2. Disallowance of ESOP expenses.
3. Disallowance u/s 14A of the Act.

Issue-wise Detailed Analysis:

1. TP Adjustment in respect of guarantee commission:

The first three grounds pertain to the TP adjustment in respect of the guarantee commission. The assessee provided a corporate guarantee to two of its associated enterprises (AEs). The Assessing Officer (AO), relying on the Transfer Pricing Officer (TPO), made an arms-length price (ALP) adjustment of Rs. 26,32,930 u/s 92CA at 0.77% of the loan amount for which the guarantee was provided. The assessee did not charge any guarantee fee from its AEs. The CIT(A) restricted the TP adjustment to 0.2%, amounting to Rs. 5,71,727/-. The Departmental Representative contested this restriction, while the Authorized Representative supported the CIT(A)'s order.

The Tribunal found that the TPO had benchmarked the transactions based on a bank guarantee provided by Indusland Bank Ltd to the assessee. The guarantee commission rate was worked out at 0.52%, and a markup of 0.25% was applied by the TPO, resulting in an ALP rate of 0.77%. The CIT(A) noticed that the guarantee commission paid was for a period of 822 days, and the proportionate rate for 365 days was only 0.2%. The CIT(A) also found no justification for the 0.25% markup as the internal CUP was based on a third-party transaction. The Tribunal upheld the CIT(A)'s decision, finding it reasonable and correct, and dismissed the Revenue's ground.

2. Disallowance of ESOP expenses:

The fourth ground pertains to the addition of Rs. 1,50,21,000/- on account of ESOP expenses. The assessee claimed ESOP expenses of Rs. 150.21 lakhs u/s 37 of the Act, representing the difference between the market value of shares as per SEBI guidelines and the value at which shares were issued to employees. The AO treated this expenditure as capital in nature or notional and disallowed it. The CIT(A) deleted the addition, following the ITAT's decision in the assessee's own case.

The Tribunal examined the issue in detail, citing various High Court and ITAT decisions, including Biocon Ltd., PVR Ltd., New Delhi Television Ltd., and others, which held that ESOP expenses are an ascertained liability and allowable under section 37(1) of the Act. The Tribunal found no reason to deviate from the CIT(A)'s findings and upheld the deletion of the addition on account of ESOP expenses, rejecting the Revenue's ground.

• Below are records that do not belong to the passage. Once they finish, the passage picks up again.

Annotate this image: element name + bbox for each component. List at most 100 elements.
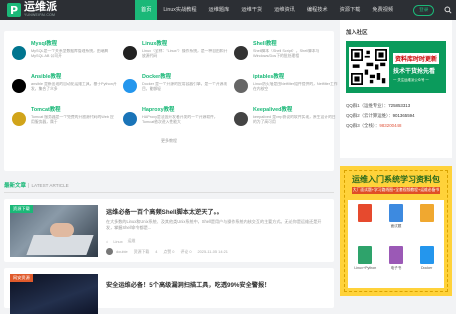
course-title[interactable]: Linux教程: [142, 39, 228, 47]
book-cover-icon: [388, 246, 403, 264]
qr-banner: 资料库时时更新 技术干货抢先看 一 关注运维派公众号 一: [346, 41, 446, 93]
course-title[interactable]: iptables教程: [253, 72, 339, 80]
qr-code-icon: [349, 47, 389, 87]
book-label: Docker: [420, 266, 433, 270]
promo-subtitle: 大厂面试题+学习路线图+全套视频教程+运维必备书: [352, 187, 440, 194]
promo-book: [413, 204, 440, 242]
book-cover-icon: [358, 246, 373, 264]
site-logo[interactable]: P 运维派 YUNWEIPAI.COM: [7, 2, 97, 18]
haproxy-icon: [123, 112, 137, 126]
promo-book: [352, 204, 379, 242]
author-avatar[interactable]: [106, 248, 113, 255]
latest-articles-header: 最新文章 | LATEST ARTICLE: [4, 181, 334, 193]
course-description: Linux（全称："Linux"）操作系统，是一种自由和开放源代码: [142, 49, 228, 59]
course-title[interactable]: Keepalived教程: [253, 105, 339, 113]
nav-item-question-bank[interactable]: 运维题库: [203, 0, 236, 20]
course-card[interactable]: Haproxy教程 HAProxy是法国开发者开发的一个开源软件，Tomcat依次…: [123, 105, 228, 130]
course-card[interactable]: Ansible教程 ansible 是新出现的自动化运维工具，基于Python开发…: [12, 72, 117, 97]
latest-title-en: LATEST ARTICLE: [31, 183, 69, 188]
sidebar: 加入社区 资料库时时更新 技术干货抢先看 一 关注运维派公众号 一 QQ群1（运…: [340, 20, 452, 296]
nav-item-free-videos[interactable]: 免费视频: [366, 0, 399, 20]
course-title[interactable]: Haproxy教程: [142, 105, 228, 113]
course-description: HAProxy是法国开发者开发的一个开源软件，Tomcat依次进入性能大: [142, 115, 218, 125]
article-item[interactable]: 资源下载 运维必备一百个高频Shell脚本太逆天了。。 在大多数的Linux和U…: [4, 199, 334, 262]
course-card[interactable]: Shell教程 Shell脚本（Shell Script），Shell脚本与Win…: [234, 39, 339, 64]
course-description: Shell脚本（Shell Script），Shell脚本与Windows/Do…: [253, 49, 320, 59]
article-category-tag[interactable]: 资源下载: [10, 205, 33, 213]
course-card[interactable]: Keepalived教程 keepalived 是vrrp协议的软件实现，原生设计…: [234, 105, 339, 130]
article-meta: doubie 资源下载 4 点赞 0 评论 0 2025-11-05 14:21: [106, 248, 234, 255]
promo-book: Linux+Python: [352, 246, 379, 284]
more-tutorials-link[interactable]: 更多教程: [12, 138, 326, 144]
article-tag[interactable]: 运维: [128, 238, 136, 244]
main-column: Mysql教程 MySQL是一个关系型数据库管理系统，由瑞典MySQL AB 公司…: [4, 31, 338, 314]
nav-item-programming[interactable]: 编程技术: [301, 0, 334, 20]
course-cards: Mysql教程 MySQL是一个关系型数据库管理系统，由瑞典MySQL AB 公司…: [4, 31, 338, 171]
top-nav: P 运维派 YUNWEIPAI.COM 首页 Linux实战教程 运维题库 运维…: [0, 0, 456, 20]
join-community-widget: 加入社区 资料库时时更新 技术干货抢先看 一 关注运维派公众号 一 QQ群1（运…: [340, 20, 452, 158]
course-title[interactable]: Mysql教程: [31, 39, 117, 47]
iptables-icon: [234, 79, 248, 93]
nav-item-home[interactable]: 首页: [135, 0, 158, 20]
qq-groups: QQ群1（运维专业）：725853313 QQ群2（云计算运维）：9013655…: [346, 103, 446, 129]
course-title[interactable]: Ansible教程: [31, 72, 117, 80]
linux-tux-icon: [123, 46, 137, 60]
article-excerpt: 在大多数的Linux和Unix系统、及其他类Unix系统中，Shell是用户与操…: [106, 219, 322, 231]
study-pack-promo[interactable]: 运维入门系统学习资料包 大厂面试题+学习路线图+全套视频教程+运维必备书 面试题…: [340, 166, 452, 296]
course-title[interactable]: Tomcat教程: [31, 105, 117, 113]
qr-text-2: 技术干货抢先看: [393, 68, 436, 75]
author-name[interactable]: doubie: [116, 249, 128, 254]
book-label: Linux+Python: [354, 266, 377, 270]
likes-count: 点赞 0: [163, 248, 175, 254]
comments-count: 评论 0: [180, 248, 192, 254]
course-card[interactable]: Mysql教程 MySQL是一个关系型数据库管理系统，由瑞典MySQL AB 公司…: [12, 39, 117, 64]
article-title[interactable]: 运维必备一百个高频Shell脚本太逆天了。。: [106, 207, 223, 216]
nav-item-ops-news[interactable]: 运维资讯: [268, 0, 301, 20]
promo-books-grid: 面试题 Linux+Python 电子书 Docker: [348, 200, 444, 288]
qr-text-1: 资料库时时更新: [393, 52, 440, 64]
article-title[interactable]: 安全运维必备！5个高级漏洞扫描工具，吃透99%安全警报！: [106, 280, 270, 289]
logo-p-icon: P: [7, 3, 21, 17]
course-title[interactable]: Shell教程: [253, 39, 339, 47]
article-item[interactable]: 网安资源 安全运维必备！5个高级漏洞扫描工具，吃透99%安全警报！: [4, 268, 334, 314]
qq-group-row: QQ群1（运维专业）：725853313: [346, 103, 411, 108]
promo-book: 面试题: [383, 204, 410, 242]
book-cover-icon: [419, 204, 434, 222]
qq-group-number[interactable]: 983200448: [379, 123, 401, 128]
nav-item-ops-articles[interactable]: 运维干货: [235, 0, 268, 20]
tomcat-cat-icon: [12, 112, 26, 126]
logo-name: 运维派: [24, 1, 57, 14]
docker-whale-icon: [123, 79, 137, 93]
nav-item-downloads[interactable]: 资源下载: [334, 0, 367, 20]
book-cover-icon: [419, 246, 434, 264]
course-grid: Mysql教程 MySQL是一个关系型数据库管理系统，由瑞典MySQL AB 公司…: [12, 39, 338, 130]
course-card[interactable]: Docker教程 Docker 是一个开源的应用容器引擎，是一个开源项目，能够轻: [123, 72, 228, 97]
qq-group-number[interactable]: 901365594: [393, 113, 415, 118]
latest-separator: |: [28, 183, 30, 189]
course-card[interactable]: Tomcat教程 Tomcat 服务器是一个免费的开放源代码的Web 应用服务器，…: [12, 105, 117, 130]
promo-title: 运维入门系统学习资料包: [352, 175, 440, 184]
book-cover-icon: [358, 204, 373, 222]
course-description: ansible 是新出现的自动化运维工具，基于Python开发，集合了众多: [31, 82, 117, 92]
book-label: 电子书: [390, 266, 402, 270]
course-card[interactable]: Linux教程 Linux（全称："Linux"）操作系统，是一种自由和开放源代码: [123, 39, 228, 64]
login-button[interactable]: 登录: [413, 4, 435, 16]
article-category-tag[interactable]: 网安资源: [10, 274, 33, 282]
search-icon[interactable]: [444, 6, 452, 14]
article-tag[interactable]: Linux: [113, 239, 122, 244]
promo-book: 电子书: [383, 246, 410, 284]
course-card[interactable]: iptables教程 Linux防火墙是由Netfilter组件提供的，Netfi…: [234, 72, 339, 97]
shell-terminal-icon: [234, 46, 248, 60]
promo-book: Docker: [413, 246, 440, 284]
course-description: keepalived 是vrrp协议的软件实现，原生设计的目的为了高可用: [253, 115, 336, 125]
article-category[interactable]: 资源下载: [134, 249, 150, 255]
qq-group-row: QQ群3（全栈）：983200448: [346, 123, 402, 128]
course-description: Docker 是一个开源的应用容器引擎，是一个开源项目，能够轻: [142, 82, 228, 92]
qq-group-number[interactable]: 725853313: [388, 103, 410, 108]
course-title[interactable]: Docker教程: [142, 72, 228, 80]
nav-item-linux-tutorial[interactable]: Linux实战教程: [157, 0, 202, 20]
course-description: Linux防火墙是由Netfilter组件提供的，Netfilter工作在内核空: [253, 82, 338, 92]
qr-text-3: 一 关注运维派公众号 一: [393, 77, 429, 82]
publish-date: 2025-11-05 14:21: [197, 249, 228, 254]
course-description: Tomcat 服务器是一个免费的开放源代码的Web 应用服务器，属于: [31, 115, 114, 125]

3. Disallowance u/s 14A of the Act:

The fifth ground pertains to the deletion of the addition of Rs. 3,52,52,300/- on account of disallowance u/s 14A of the Act. The assessee did not earn any exempt income during the year. The AO observed that the assessee had not made any disallowance u/s 14A in its return of income and accordingly made the addition. The CIT(A) deleted the addition, relying on the ITAT's decision in the assessee's own case.

The Tribunal noted that it is well-settled law that no disallowance can be made under section 14A if no exempt income is earned. The Tribunal cited several decisions, including those of the Supreme Court, Gujarat High Court, and Delhi High Court, which held that section 14A cannot be invoked where no exempt income is earned. The Tribunal found the facts in the current year identical to the previous year and upheld the CIT(A)'s order, confirming the deletion of Rs. 3,52,52,300/- on account of disallowance u/s 14A. The Revenue's ground was rejected.

Conclusion:

In the result, the appeal of the Revenue is dismissed. The order was pronounced in the open court on 04-06-2024.